Des freins techniques non négligeables

En outre, la TV adressée implique aussi d’adapter les infrastructures afin de gérer les forts volumes de requêtes et la démultiplication du nombre de segments de données effectués à un instant T.
Il est impératif que le passage à la segmentation se fasse sans nuire à l’expérience utilisateur qui en télévision est toujours restée à un niveau premium : une diffusion publicitaire extrêmement fluide au sein du flux linéaire et une qualité sonore continue, qui s’expliquent par l’importance des processus et des étapes de validation impliqués dans la préparation de la diffusion des spots.

Il faudra donc valider que l’ensemble des couches technologiques impliquées dans la diffusion de la publicité TV segmentée (ad server, DMP, etc.) soient opérationnelles et en capacité d’absorber les millions de requêtes qui seront envoyées en simultané vers les mêmes serveurs publicitaires et incluant une multitude de sous-segments et d’informations à traiter.
Les solutions technologiques existent déjà mais il reste des infrastructures à mettre en place.
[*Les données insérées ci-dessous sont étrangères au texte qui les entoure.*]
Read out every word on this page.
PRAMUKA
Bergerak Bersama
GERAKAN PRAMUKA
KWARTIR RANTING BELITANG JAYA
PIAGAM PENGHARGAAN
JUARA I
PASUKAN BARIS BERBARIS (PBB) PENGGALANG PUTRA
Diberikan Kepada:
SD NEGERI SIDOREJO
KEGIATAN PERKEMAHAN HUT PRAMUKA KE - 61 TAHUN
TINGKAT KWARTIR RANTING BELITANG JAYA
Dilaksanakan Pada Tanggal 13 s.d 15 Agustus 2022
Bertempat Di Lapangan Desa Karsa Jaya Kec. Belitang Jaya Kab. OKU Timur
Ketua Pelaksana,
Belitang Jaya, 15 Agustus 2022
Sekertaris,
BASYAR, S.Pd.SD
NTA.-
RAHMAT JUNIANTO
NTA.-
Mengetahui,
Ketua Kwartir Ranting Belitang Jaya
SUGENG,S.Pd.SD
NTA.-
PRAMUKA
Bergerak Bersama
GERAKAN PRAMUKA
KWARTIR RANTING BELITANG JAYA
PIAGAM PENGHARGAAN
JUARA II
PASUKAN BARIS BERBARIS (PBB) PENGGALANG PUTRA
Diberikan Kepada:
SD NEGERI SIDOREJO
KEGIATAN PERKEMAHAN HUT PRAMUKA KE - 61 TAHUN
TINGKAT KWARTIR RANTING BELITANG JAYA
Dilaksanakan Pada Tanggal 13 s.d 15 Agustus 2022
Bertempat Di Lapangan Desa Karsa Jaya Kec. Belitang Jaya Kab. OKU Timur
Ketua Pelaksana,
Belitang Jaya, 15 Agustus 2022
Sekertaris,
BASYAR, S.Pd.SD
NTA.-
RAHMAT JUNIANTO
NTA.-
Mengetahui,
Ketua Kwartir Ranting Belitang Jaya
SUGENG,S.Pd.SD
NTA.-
UN MARCHE DANS LES STARTING-BLOCKS

Une offre TV qui progresse

L’avènement de l’OTT a créé un nouveau contexte concurrentiel sur le marché de la TV. Les acteurs de la publicité TV traditionnelle nationale sont aujourd’hui bousculés par des concurrents internationaux digitaux. Désormais confrontés au temps réel, au ciblage, à l’interactivité et à la connectivité, les acteurs doivent s’adapter et évoluer.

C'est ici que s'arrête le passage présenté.